Una Chiesa prigioniera della sua storia? Tre pensieri dalla lettera dei preti stranieri in Italia
La lettera che i preti stranieri in Italia hanno voluto mandare alla Chiesa di casa nostra, dopo una settimana condivisa al Cum (Centro unitario per la formazione missionaria) di Verona, è di quelle da leggere con attenzione per non perdere un’opportunità preziosa.
«Stiamo scoprendo tante ricchezze nella Chiesa che è in Italia – scrivono in un passaggio – La sua storia plurimillenaria, l’organizzazione, anche economica, le strutture, come gli oratori, la presenza di cristiani convinti, la generosità del loro impegno, la solidarietà, la serietà dei cammini di formazione, specie del clero, la varietà di espressioni di pietà popolare e di forme di preghiera». Ma non mancano anche limiti e lacune come «l’invecchiamento dei partecipanti, la poca presenza dei giovani, un certo senso di superiorità, una certa stanchezza e monotonia, si vedano ad esempio i canti, il clero anziano che tende a conservare e ha paura delle novità, o ad accomodarsi, senza più slancio o coraggio nell’affrontare temi decisivi». Note precise a cui si aggiungono altre riflessioni nette: «Incontriamo rigidità, difficoltà di dialogo, diffidenza davanti a nuove proposte.
Ci pesa in alcuni casi la mancanza di comunicazione e di dialogo coi confratelli o con lo stesso vescovo. La nostra presenza viene vista da alcuni come destabilizzante, si creano rivalità, si teme la diversità. Abbiamo anche notato la necessità di maggiore formazione, specie per i laici, che potrebbe rilanciare le comunità». Si tratta di espressioni sintetiche di decine di esperienza personali e comunitarie difficili da condensare in poche parole. Eppure, favoriti anche dal tempo di Avvento che attraversiamo, da questa lettera si sviluppano almeno tre pensieri. Il primo è: smettiamo di abbandonarci alla nostalgia di una mitica età dell’oro finita per sempre.
Abbiamo la fortuna di vivere – oggi – una chiesa vitale, ricca di significati e di persone credenti e credibili, disponibili a donarsi per la comunità. Grazie al cielo abbiamo anche persone che esercitano il loro pensiero critico sulla comunità, che non si stancano di additare che cosa non va (anche nel giornale diocesano!) con l’intento costruttivo di far crescere la Chiesa e chi la compone.
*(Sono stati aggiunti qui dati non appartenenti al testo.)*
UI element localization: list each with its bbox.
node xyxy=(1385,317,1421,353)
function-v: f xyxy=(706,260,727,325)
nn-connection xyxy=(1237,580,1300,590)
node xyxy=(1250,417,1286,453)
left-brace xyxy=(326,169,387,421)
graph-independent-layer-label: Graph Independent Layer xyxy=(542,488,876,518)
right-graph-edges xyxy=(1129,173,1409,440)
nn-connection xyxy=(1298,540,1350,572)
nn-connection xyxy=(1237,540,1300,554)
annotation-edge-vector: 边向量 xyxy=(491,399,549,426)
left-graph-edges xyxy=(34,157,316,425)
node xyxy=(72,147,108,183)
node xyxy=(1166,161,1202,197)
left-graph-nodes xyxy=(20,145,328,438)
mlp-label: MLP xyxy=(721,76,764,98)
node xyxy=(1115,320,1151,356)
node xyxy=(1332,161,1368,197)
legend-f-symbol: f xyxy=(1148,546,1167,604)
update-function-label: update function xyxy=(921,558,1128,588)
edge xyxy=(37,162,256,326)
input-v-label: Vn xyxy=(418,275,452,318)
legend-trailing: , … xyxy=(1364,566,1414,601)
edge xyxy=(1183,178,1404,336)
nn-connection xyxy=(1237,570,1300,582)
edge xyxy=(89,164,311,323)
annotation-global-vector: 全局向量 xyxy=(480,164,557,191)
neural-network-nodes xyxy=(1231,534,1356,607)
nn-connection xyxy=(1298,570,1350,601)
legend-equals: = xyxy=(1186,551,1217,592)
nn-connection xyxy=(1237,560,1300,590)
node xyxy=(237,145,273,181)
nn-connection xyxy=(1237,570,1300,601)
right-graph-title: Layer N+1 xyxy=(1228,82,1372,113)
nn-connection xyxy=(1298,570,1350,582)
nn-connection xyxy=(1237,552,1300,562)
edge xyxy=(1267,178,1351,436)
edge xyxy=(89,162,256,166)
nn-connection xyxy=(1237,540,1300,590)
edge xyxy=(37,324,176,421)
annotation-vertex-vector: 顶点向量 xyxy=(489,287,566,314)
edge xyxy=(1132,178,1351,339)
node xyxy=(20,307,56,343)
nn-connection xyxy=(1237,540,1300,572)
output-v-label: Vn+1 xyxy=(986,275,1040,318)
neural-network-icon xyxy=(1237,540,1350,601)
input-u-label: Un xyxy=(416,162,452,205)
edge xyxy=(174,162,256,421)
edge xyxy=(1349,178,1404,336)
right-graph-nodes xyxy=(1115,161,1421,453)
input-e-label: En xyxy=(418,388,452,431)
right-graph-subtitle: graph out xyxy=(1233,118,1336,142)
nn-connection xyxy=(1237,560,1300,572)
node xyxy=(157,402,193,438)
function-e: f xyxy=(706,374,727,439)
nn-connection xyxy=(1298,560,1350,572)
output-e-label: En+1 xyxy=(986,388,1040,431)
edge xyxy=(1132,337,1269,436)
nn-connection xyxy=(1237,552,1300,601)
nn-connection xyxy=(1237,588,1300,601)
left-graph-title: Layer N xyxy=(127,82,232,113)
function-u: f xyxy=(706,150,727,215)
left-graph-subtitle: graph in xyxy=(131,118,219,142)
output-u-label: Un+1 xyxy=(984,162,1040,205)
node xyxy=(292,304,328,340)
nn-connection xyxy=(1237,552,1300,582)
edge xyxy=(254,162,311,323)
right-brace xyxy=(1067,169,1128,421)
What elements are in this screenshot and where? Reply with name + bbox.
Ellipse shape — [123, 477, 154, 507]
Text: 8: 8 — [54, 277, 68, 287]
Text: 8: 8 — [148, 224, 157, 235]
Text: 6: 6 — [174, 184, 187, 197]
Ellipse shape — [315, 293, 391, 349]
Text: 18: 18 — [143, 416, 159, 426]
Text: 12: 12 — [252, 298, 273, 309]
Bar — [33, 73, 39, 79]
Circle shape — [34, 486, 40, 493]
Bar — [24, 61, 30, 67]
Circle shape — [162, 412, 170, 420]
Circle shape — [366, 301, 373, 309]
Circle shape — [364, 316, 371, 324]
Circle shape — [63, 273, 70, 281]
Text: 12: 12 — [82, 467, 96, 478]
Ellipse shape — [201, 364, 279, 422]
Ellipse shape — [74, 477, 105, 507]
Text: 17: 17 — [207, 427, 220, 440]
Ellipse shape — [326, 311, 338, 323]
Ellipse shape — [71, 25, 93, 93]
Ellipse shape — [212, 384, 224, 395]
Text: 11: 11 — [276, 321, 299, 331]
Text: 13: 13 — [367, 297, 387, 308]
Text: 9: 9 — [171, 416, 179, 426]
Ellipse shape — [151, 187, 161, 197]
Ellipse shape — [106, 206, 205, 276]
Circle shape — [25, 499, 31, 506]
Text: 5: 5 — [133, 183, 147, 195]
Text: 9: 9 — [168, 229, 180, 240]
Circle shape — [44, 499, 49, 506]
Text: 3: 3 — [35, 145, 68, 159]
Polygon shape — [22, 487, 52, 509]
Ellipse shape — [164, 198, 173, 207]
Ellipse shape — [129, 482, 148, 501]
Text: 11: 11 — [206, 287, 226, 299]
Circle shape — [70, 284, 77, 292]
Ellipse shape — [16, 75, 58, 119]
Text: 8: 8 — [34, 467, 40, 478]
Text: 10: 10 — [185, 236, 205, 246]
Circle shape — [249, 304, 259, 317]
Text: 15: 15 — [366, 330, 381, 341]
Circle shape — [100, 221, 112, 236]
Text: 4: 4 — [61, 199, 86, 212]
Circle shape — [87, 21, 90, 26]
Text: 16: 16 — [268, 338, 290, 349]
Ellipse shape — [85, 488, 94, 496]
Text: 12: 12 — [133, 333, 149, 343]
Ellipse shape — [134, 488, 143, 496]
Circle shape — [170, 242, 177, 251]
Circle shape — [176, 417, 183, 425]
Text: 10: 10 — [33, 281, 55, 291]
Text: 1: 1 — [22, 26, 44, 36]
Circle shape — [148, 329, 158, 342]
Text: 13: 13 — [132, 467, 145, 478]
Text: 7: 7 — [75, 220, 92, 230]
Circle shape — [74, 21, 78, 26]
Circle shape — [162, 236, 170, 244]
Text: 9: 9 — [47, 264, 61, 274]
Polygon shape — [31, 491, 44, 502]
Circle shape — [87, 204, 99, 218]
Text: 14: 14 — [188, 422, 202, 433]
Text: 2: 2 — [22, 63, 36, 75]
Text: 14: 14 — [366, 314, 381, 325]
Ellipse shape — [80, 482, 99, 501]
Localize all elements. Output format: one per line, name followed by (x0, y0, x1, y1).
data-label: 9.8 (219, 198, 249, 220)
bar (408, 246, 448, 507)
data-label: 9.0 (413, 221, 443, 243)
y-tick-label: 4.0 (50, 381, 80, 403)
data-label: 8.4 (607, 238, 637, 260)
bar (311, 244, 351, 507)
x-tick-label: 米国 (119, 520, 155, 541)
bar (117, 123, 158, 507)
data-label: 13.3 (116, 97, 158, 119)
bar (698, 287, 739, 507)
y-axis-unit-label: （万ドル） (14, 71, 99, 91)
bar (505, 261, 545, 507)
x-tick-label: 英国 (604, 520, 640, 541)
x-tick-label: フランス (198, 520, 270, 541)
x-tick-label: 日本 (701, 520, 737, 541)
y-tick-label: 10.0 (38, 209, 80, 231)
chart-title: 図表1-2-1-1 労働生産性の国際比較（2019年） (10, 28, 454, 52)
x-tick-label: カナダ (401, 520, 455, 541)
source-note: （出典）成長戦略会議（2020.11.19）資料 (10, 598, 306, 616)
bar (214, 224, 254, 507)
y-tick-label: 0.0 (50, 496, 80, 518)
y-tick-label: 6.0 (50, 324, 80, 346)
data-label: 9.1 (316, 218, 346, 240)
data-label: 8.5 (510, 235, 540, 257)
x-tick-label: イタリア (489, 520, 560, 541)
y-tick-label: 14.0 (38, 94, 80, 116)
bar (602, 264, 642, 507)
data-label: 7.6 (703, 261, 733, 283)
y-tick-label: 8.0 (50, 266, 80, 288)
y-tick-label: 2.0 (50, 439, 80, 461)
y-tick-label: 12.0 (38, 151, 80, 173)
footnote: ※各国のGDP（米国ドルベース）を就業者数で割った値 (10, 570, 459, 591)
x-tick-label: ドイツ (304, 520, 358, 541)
I racconti dei più adulti e qualche frammento di esperienza personale di fine anni Novanta e primi Duemila suggeriscono che effettivamente un rallentamento è in atto, la presenza cala a tutti i livelli. Ma occorre anche sottolineare che la presenza di allora non era frutto di consapevolezza e di scelte personali radicate. Era uno dei simboli del “si è sempre fatto così” a livello sociale, che finiva per riverberarsi sulla parrocchia. In questo senso viviamo un tempo di opportunità: oggi, paradossalmente, gli annunciatori del Vangelo possono trovare orecchi più attenti, anche se meno numerosi.
E qui veniamo al secondo pensiero, che riguarda quel «senso di superiorità, una certa stanchezza e monotonia» che ravvisano i preti stranieri. Mi domando: da dove viene questo senso di superiorità? E rispetto a cosa? Non vorrei che ci sentissimo “prigionieri” di quella storia millenaria che ci fa sentire grandi in virtù del sangue dei martiri, della testimonianza dei santi, di quanto si è costruito in decine di secoli, ma che ci impedisce anche di cambiare strada (convertirci, come diceva il Battista nel Vangelo di domenica scorsa) per il timore di buttare via un patrimonio e restare a mani vuote di fronte all’inedito. Come ci siamo ripetuti spesso in questi anni di Sinodo diocesano, è il momento di scegliere l’essenziale, quel che conta davvero. E infine il terzo pensiero: quale ruolo ha in mente questa Chiesa per i laici? I preti stranieri parlano della necessità di «maggior formazione». Gli stessi cristiani impegnati delle nostre parrocchie, magari dopo decenni di servizio, si sentono inadeguati alle responsabilità. Eppure nelle chiese latinoamericane e africane, dove il clero arriva di rado, gli agenti pastorali guidano le comunità. Qui c’è un corto circuito da risolvere. La competenza è necessaria, ma non sufficiente. E di fronte all’invisibile, sono necessari atti di fede e di fiducia.